BackgroundΒΆ
The Rhizome platform was funded by UNICEF Headquarters to assist in the Polio Eradication Intiative.
The purpose of the platform was to provide both Headquarters, and country offices transparancy into the data captured during the Polio campaigns in the three endemic countries Pakistan, Afghanistan anad Nigeria.
The difficulty in designing and building this platform is that those who funded this project, wanted for this platform to not only meet the needs of the polio program, but also in the future to be applicable to other program areas in UNICEF and the United Nations.
The U.N. has been using Dev Info. for many years, but has been looking for a cheaper more flexible and modern software platform to perform analysis, monitoring and evaluation on core programs.
To date, the Rhizome platform has one major implementation which is in Afghanistan in the EOC ( Emergency Operations Center ) in Kabul. The platform currently supports the program with four main dashboards, all of which are rendered via configurations in the database.
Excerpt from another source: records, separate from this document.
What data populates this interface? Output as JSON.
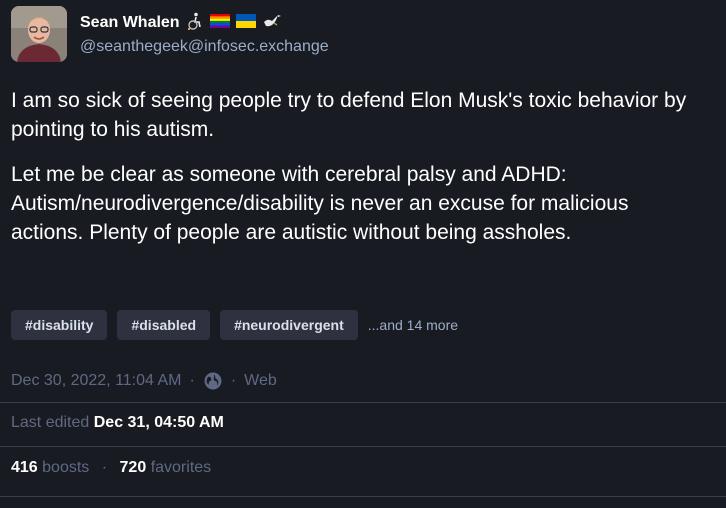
{
  "account": {
    "display_name": "Sean Whalen",
    "handle": "@seanthegeek@infosec.exchange",
    "name_emojis": [
      "wheelchair-person-icon",
      "rainbow-flag-icon",
      "ukraine-flag-icon",
      "dove-icon"
    ]
  },
  "post": {
    "paragraphs": [
      "I am so sick of seeing people try to defend Elon Musk's toxic behavior by pointing to his autism.",
      "Let me be clear as someone with cerebral palsy and ADHD: Autism/neurodivergence/disability is never an excuse for malicious actions. Plenty of people are autistic without being assholes."
    ],
    "hashtags": [
      "#disability",
      "#disabled",
      "#neurodivergent"
    ],
    "more_tags": "...and 14 more"
  },
  "meta": {
    "date": "Dec 30, 2022, 11:04 AM",
    "dot": "·",
    "visibility_icon": "globe-icon",
    "application": "Web"
  },
  "edited": {
    "label": "Last edited",
    "date": "Dec 31, 04:50 AM"
  },
  "stats": {
    "boosts_count": "416",
    "boosts_label": "boosts",
    "favorites_count": "720",
    "favorites_label": "favorites"
  },
  "colors": {
    "background": "#191b22",
    "text": "#ffffff",
    "secondary": "#9baec8",
    "muted": "#606984",
    "tag_bg": "#2f3140",
    "divider": "#393f4f"
  }
}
That is – they are not hardcoded dashboards.
While the only production level implementation of the software is in Kabul, there are a number of other instances of the software that have been deployed as an attempt to visualize data for other UNICEF Areas.
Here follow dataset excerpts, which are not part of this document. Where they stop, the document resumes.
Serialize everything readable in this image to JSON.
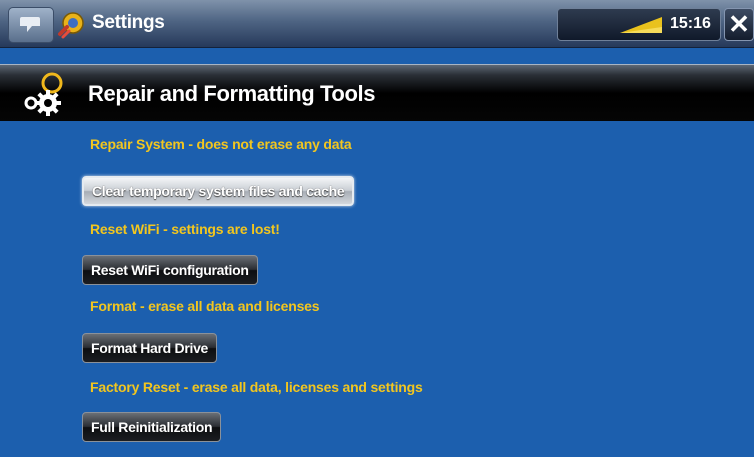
{
  "topbar": {
    "app_title": "Settings",
    "clock": "15:16",
    "icons": {
      "home": "menu-home-icon",
      "app": "settings-icon",
      "signal": "signal-strength-icon",
      "close": "close-icon"
    },
    "close_glyph": "✕"
  },
  "section": {
    "title": "Repair and Formatting Tools",
    "icon": "gears-icon"
  },
  "items": [
    {
      "note": "Repair System - does not erase any data",
      "button": "Clear temporary system files and cache",
      "selected": true
    },
    {
      "note": "Reset WiFi - settings are lost!",
      "button": "Reset WiFi configuration",
      "selected": false
    },
    {
      "note": "Format - erase all data and licenses",
      "button": "Format Hard Drive",
      "selected": false
    },
    {
      "note": "Factory Reset - erase all data, licenses and settings",
      "button": "Full Reinitialization",
      "selected": false
    }
  ],
  "colors": {
    "background": "#1c5fae",
    "note_text": "#f2c61f",
    "header_bg": "#000000"
  }
}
As the platform has been funded and supported by the polio program, we have had to deliver for their needs, which specifically involve analysis over Polio Campaigns. While this idea is for the most part unique to Polio, we have also engineer the ability to store data based on Dates.
Thus the data model has two main ways of describing facts in the system:
Campaign
{
location: {},
indicator: {},
campaign: {}
value: 0.0
}
Ex: In Kandahar District Afghanistan ( location ) were 220 Missed Children ( indicator ) in the August Polio Campaign ( Campaign )
Date
{
location: {},
indicator: {},
data_date: {}
value: 0.0
}
Ex: In Kandahar District Afghanistan ( location ) was one (value ) case of polio ( indicator ) on Friday August 12th ( Date )
The Date data model is much more flexible, for instance we could use this data model to say
In Zambia ( location ) the GDP ( Indicator ) for 2015 (date) was 21.20 Billion USD ( Value)
or
In Al-raqqa Province Syria ( location ) in the month of July (date) there were 2200 ( value ) new refugees ( Indicator ).